Revisiting primordial magnetic fields through 21-cm physics: Bounds and forecasts

TL;DR

This paper investigates how primordial magnetic fields influence 21-cm signals, deriving tighter constraints on their strength and forecasting detection prospects with SKA-Low, considering effects on IGM heating and star formation.

Contribution

It provides a unified analytical framework to incorporate magnetic heating and matter power spectrum effects, setting new upper bounds on primordial magnetic fields from 21-cm observations.

Findings

Upper bound of B_0 ≲ 10^{-2} nG on magnetic field strength.

Potential to constrain PMF parameters with <10% uncertainty at SKA-Low.
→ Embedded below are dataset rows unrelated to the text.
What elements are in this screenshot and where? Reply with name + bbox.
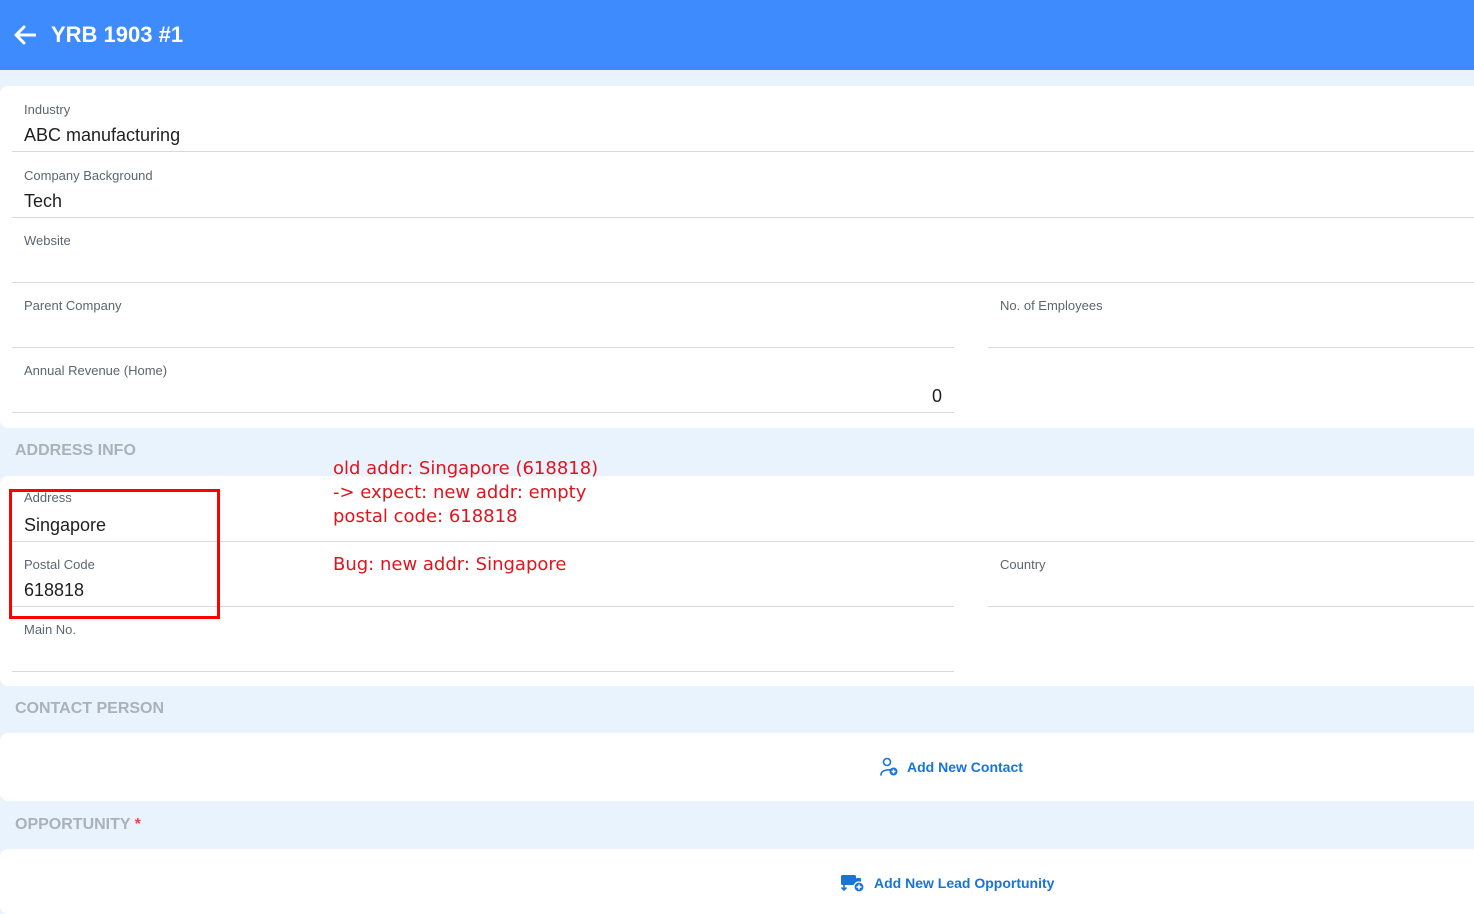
company-info-card: Industry ABC manufacturing Company Backg… [0,86,1474,428]
employees-label: No. of Employees [1000,298,1103,313]
annual-revenue-label: Annual Revenue (Home) [24,363,168,378]
company-background-field[interactable]: Company Background Tech [12,152,1474,218]
add-contact-icon [880,757,898,776]
company-background-label: Company Background [24,168,153,183]
annual-revenue-value: 0 [931,386,942,406]
arrow-left-icon [14,25,36,45]
company-background-value: Tech [24,191,63,211]
address-info-heading: ADDRESS INFO [15,442,136,459]
annotation-line-1: old addr: Singapore (618818) [333,458,599,479]
address-value: Singapore [24,515,107,535]
postal-code-label: Postal Code [24,557,95,572]
industry-field[interactable]: Industry ABC manufacturing [12,86,1474,152]
annotation-line-3: postal code: 618818 [333,506,518,527]
contact-person-heading: CONTACT PERSON [15,700,165,717]
address-field[interactable]: Address Singapore [12,476,1474,542]
main-no-label: Main No. [24,622,77,637]
add-new-lead-opportunity-label: Add New Lead Opportunity [874,875,1055,891]
address-info-card: Address Singapore Postal Code 618818 Cou… [0,476,1474,686]
annual-revenue-field[interactable]: Annual Revenue (Home) 0 [12,347,954,413]
opportunity-card: Add New Lead Opportunity [0,849,1474,914]
parent-company-label: Parent Company [24,298,122,313]
website-label: Website [24,233,71,248]
website-field[interactable]: Website [12,217,1474,283]
postal-code-value: 618818 [24,580,85,600]
annotation-line-2: -> expect: new addr: empty [333,482,587,503]
contact-person-card: Add New Contact [0,733,1474,801]
add-new-contact-label: Add New Contact [907,759,1023,775]
parent-company-field[interactable]: Parent Company [12,282,954,348]
add-opportunity-icon [841,875,865,893]
page-title: YRB 1903 #1 [51,22,184,47]
opportunity-heading: OPPORTUNITY * [15,815,141,835]
back-button[interactable] [12,22,38,48]
country-field[interactable]: Country [988,541,1474,607]
industry-value: ABC manufacturing [24,125,181,145]
employees-field[interactable]: No. of Employees [988,282,1474,348]
industry-label: Industry [24,102,71,117]
main-no-field[interactable]: Main No. [12,606,954,672]
address-label: Address [24,490,72,505]
add-new-lead-opportunity-button[interactable]: Add New Lead Opportunity [840,873,1054,893]
country-label: Country [1000,557,1046,572]
app-header: YRB 1903 #1 [0,0,1474,70]
add-new-contact-button[interactable]: Add New Contact [879,757,1023,777]
annotation-line-4: Bug: new addr: Singapore [333,554,567,575]
opportunity-heading-text: OPPORTUNITY [15,816,131,833]
required-mark: * [134,816,141,833]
Detection of magnetized 21-cm power spectrum feasible with high significance.

Abstract

Primordial magnetic fields (PMFs) may significantly influence 21-cm physics via two mechanisms: (i) magnetic heating of the intergalactic medium (IGM) through ambipolar diffusion (AD) and decaying magnetohydrodynamic turbulence (DT), (ii) impact on the star formation rate density (SFRD) through small-scale enhancement of the matter power spectrum. In this analysis, we integrate both of these effects within a unified analytical framework and use it to determine upper bounds on the parameter space of a nearly scale-invariant non-helical PMF in the light of the global 21-cm signal observed by EDGES. Our findings reveal that the joint consideration of both effects furnishes constraints of the order $B_0\lesssim\mathcal{O}(10^{-2})$ nG on the present-day magnetic field strength, which are considerably tighter compared to earlier analyses. We subsequently explore the prospects of detecting such a magnetized 21-cm power spectrum at the upcoming SKA-Low mission. For the relevant parameters of the PMF ($B_0$ and $n_{\!_{B}}$) and the excess radio background ($\xi$), SNR estimation and Fisher forecast analysis indicate that it may be possible to constrain these three parameters with relative $1\sigma$ uncertainties $\lesssim10\%$ and an associated SNR $\gtrsim10$ at SKA-Low. This also leads to possible correlations among these three parameters, thus revealing intriguing trends of interplay among the various physical processes involved.